Farmer company first with canola-based bio-diesel

Hard work, a sense of vision and considerable investment by a group of farmers are showing signs of paying off, as a company in Foam Lake, Sask., is set to meet local, and hopefully regional demand for canola-based bio-diesel.


August 19, 2009
By FCC Agrisuccess Journal

August 7, 2009 – A group of farmers from the Foam Lake, Sask., area had an idea more than 15 years ago, to turn their canola into bio-diesel. Through a persistent and dedicated approach, they've now become the first company to produce the bio-friendly fuel on a commercial scale.

Milligan Biotech has officially opened a 10 million-litre bio-diesel plant at Foam Lake.

"The game plan from the beginning was do it right or don't do it at all," recalled company founder and Milligan Biotech executive manager Zenneth Faye.

"We wanted to have bio-diesel production in Foam Lake and we have it here today."

Throughout the development of the business, Milligan Biotech has focused on producing the highest quality canola-based bio-diesel possible. They've worked with Agriculture and Agri-Food Canada, University of Saskatchewan, the Alberta Renewable Diesel Demonstration project and many others to test and verify the effectiveness of their product.

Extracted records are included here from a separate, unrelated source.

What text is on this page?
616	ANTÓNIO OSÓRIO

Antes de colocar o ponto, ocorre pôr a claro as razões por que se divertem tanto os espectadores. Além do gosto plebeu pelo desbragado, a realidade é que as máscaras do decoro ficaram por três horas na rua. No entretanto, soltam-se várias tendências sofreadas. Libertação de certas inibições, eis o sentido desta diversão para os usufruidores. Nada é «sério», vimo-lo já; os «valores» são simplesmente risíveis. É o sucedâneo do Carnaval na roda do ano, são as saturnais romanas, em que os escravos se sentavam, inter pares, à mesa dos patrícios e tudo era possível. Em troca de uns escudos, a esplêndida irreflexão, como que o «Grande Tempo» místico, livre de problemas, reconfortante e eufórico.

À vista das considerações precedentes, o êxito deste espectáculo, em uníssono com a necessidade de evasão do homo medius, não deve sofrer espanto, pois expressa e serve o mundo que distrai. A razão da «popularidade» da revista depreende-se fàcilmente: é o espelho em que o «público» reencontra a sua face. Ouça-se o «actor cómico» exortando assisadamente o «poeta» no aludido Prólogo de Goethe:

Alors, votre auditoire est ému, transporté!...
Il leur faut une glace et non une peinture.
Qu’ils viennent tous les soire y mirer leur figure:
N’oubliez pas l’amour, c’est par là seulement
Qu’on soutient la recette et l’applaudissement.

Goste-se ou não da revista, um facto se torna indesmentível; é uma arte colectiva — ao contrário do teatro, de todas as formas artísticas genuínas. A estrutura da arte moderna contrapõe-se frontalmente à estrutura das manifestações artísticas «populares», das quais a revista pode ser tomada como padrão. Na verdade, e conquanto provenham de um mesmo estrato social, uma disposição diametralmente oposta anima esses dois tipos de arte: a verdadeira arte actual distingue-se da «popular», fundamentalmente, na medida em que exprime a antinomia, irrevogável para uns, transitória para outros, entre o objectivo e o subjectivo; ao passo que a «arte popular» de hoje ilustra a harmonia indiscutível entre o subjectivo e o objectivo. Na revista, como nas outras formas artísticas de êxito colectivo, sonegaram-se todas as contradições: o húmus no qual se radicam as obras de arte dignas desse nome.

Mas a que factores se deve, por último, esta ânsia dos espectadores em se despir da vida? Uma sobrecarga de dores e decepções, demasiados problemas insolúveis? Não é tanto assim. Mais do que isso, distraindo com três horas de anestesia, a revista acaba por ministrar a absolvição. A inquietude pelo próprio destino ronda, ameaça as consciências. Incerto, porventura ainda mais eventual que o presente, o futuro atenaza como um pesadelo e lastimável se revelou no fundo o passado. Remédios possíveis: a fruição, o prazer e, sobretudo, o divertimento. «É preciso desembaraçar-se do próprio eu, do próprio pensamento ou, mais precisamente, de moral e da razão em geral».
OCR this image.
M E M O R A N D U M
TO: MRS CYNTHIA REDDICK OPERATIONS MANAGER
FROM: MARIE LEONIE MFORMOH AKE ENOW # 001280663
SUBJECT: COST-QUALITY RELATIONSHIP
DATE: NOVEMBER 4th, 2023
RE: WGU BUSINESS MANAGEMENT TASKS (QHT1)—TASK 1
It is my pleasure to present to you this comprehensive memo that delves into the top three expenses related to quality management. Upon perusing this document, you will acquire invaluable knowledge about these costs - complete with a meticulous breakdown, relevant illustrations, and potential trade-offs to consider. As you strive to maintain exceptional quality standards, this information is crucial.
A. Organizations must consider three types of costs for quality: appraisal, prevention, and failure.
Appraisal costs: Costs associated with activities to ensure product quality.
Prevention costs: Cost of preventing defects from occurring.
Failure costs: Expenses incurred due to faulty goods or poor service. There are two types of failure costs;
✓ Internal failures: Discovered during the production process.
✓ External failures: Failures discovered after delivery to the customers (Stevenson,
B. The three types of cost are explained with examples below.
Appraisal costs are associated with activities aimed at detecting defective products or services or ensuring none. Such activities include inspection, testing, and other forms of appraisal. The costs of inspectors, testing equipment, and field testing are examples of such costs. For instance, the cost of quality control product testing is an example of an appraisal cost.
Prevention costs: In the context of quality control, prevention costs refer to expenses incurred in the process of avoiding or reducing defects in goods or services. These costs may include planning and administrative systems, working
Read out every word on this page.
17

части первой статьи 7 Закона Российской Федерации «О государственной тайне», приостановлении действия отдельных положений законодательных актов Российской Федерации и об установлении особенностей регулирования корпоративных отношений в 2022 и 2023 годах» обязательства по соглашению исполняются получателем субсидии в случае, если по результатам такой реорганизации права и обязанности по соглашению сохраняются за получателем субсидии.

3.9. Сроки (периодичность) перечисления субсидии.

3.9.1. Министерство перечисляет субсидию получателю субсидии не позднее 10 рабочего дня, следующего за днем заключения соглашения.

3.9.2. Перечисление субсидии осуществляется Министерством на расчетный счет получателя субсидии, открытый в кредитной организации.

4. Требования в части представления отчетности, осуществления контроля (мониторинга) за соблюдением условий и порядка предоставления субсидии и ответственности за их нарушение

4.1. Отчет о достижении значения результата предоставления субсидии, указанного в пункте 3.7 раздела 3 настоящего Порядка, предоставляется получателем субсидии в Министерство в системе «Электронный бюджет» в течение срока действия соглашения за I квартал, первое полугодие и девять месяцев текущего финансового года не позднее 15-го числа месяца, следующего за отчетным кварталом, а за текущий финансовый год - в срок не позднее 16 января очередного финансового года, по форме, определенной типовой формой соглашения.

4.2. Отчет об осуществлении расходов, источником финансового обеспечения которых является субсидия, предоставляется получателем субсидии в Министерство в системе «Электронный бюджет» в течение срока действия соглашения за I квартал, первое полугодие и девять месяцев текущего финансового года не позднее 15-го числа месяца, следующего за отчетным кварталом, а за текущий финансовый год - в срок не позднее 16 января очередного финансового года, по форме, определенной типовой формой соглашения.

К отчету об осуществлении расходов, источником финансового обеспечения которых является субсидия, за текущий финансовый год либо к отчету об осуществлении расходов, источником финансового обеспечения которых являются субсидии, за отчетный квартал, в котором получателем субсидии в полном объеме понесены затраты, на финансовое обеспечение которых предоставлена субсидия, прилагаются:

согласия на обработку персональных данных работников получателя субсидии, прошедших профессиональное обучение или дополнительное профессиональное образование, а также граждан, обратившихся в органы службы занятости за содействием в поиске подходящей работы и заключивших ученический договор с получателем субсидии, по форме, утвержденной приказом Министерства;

"We use non-food grade canola, that is canola not suitable for the food industry," explains Faye, adding that normally, eight to 10 percent of the Prairie canola crop can't be used for food purposes because of green-seed problems or because it heated while in storage.

The Government of Canada, through Sustainable Development Technology Canada (SDTC), has committed $7 million to help the company take its bio-diesel process from a demonstration facility to a commercial operation. The SDTC is an arms-length foundation that provides bridge funding to businesses. A key focus is support for projects that establish first-of-a-kind, large-scale facilities for the production of next generation renewable fuels.

"The contribution by SDTC will allow us to continue with our goal for made-in-Canada Technology in the fast growing bio-diesel industry. Our value added model assists producers with marketing opportunities while bringing much needed revitalization to rural communities," says Faye.

The goal is to grow the operation in Foam Lake as demand for the bio-friendly fuel expands in Canada. The ultimate goal is to have a 150 million litre bio-diesel production plant, plus a network of similar facilities across Western Canada.

Many provinces are implementing mandates for their diesel fuel to contain certain amounts of bio-diesel, and the federal government has a bio-diesel mandate that is to take effect in 2012. Milligan Biotech sees expansion occurring in both Foam Lake and across the Prairies.

"Once the oil companies start using bio-diesel in their diesel fuel blends, demand will be there for the bio-diesel. We've situated ourselves to be first at the gate and when that time comes we will have to expand our operations here," says Glen Helgason, chairman of Milligan Biotech.

To get the company to this point, more than $15 million dollars have been invested already, with 28 new jobs being created in the town of Foam Lake. Milligan Biotech also offers a range of other products including a penetrating oil, diesel fuel conditioner and road dust suppressant.